San Francisco surf culture was shaped by cold water and early wetsuit innovation. It’s never been easy. That’s part of its identity.

Bolinas
North of the city, Bolinas sits tucked into Marin County. You don’t really stumble into it — you decide to go.
Originally a fishing village, later a counterculture outpost, Bolinas has always guarded its quiet reputation. The wave is more protected than the open coast. Often better when the tide fills in and the bars cooperate. Softer. More approachable. Still cold.
It represents the quieter side of cold water California — the one that values community and keeping things a little under the radar.
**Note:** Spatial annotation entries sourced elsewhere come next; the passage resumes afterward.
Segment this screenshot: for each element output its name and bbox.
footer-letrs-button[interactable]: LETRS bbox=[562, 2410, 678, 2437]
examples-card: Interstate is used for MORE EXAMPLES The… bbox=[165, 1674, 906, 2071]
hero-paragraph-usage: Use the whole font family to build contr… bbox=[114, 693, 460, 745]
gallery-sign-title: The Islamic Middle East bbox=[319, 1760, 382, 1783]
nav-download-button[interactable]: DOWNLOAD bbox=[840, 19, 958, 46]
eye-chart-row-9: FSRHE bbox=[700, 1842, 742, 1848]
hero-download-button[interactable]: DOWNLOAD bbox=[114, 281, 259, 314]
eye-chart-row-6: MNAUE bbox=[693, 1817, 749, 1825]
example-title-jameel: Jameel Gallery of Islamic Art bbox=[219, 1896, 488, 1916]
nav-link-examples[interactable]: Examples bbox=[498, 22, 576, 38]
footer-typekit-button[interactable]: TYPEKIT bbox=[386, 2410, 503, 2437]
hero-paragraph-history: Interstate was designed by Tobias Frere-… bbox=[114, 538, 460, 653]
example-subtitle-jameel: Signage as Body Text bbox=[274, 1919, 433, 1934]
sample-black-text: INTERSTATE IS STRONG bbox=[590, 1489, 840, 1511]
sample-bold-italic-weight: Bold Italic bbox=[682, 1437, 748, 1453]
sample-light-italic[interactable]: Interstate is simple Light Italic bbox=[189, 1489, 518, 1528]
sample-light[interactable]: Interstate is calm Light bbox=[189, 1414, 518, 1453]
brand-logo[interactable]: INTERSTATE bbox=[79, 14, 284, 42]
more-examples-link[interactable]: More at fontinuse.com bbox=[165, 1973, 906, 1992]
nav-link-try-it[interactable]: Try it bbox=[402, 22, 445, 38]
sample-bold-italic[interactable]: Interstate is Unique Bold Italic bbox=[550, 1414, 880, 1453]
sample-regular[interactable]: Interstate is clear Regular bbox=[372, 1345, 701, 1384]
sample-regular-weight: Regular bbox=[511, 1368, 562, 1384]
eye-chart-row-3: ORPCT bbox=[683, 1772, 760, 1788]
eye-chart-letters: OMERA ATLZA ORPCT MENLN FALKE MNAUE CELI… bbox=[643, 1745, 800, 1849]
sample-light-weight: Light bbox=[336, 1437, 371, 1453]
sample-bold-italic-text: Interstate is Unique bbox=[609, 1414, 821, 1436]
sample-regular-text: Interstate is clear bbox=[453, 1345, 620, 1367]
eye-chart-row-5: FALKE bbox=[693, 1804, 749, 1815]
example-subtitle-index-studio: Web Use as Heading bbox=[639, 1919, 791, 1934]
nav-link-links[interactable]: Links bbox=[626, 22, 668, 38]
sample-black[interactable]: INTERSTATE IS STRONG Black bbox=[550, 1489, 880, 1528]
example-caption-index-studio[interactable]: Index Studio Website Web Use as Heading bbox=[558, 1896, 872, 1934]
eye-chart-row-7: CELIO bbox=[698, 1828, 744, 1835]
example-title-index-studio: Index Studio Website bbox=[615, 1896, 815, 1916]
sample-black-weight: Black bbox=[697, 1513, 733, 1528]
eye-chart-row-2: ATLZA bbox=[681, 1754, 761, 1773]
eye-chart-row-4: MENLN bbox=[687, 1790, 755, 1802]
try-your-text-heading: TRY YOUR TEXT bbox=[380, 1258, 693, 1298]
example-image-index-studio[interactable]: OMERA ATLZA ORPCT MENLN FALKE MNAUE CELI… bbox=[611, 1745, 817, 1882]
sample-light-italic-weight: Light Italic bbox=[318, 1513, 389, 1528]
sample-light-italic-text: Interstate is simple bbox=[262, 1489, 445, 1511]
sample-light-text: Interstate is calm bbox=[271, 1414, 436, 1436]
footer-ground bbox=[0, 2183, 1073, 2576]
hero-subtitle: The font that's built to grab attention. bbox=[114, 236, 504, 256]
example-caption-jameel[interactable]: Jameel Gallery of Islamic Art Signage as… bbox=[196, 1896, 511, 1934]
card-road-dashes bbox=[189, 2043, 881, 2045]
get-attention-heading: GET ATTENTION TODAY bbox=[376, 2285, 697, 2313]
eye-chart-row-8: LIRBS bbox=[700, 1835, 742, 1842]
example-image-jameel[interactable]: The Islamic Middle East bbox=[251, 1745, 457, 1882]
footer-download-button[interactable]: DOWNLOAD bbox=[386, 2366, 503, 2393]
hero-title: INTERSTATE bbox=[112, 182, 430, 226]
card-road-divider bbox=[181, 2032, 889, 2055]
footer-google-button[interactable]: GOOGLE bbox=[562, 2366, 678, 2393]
If you’re there, stop into 2 Mile Surf Shop. It fits.
Cold Water California
From Bolinas to Santa Cruz, this stretch only covers about 80–90 miles. But culturally, it carries weight well beyond that.
When people picture California surfing, they imagine warm evenings and clean lines. But a big part of the story lives in fog, wind, and winter swell.
Cold water California shaped big-wave pioneers. It shaped high-performance point breaks. It shaped surfers who show up year-round, not just when it’s easy.
For every sun-soaked beach break, there’s a stretch of coast where the water stays cold and the commitment runs deep.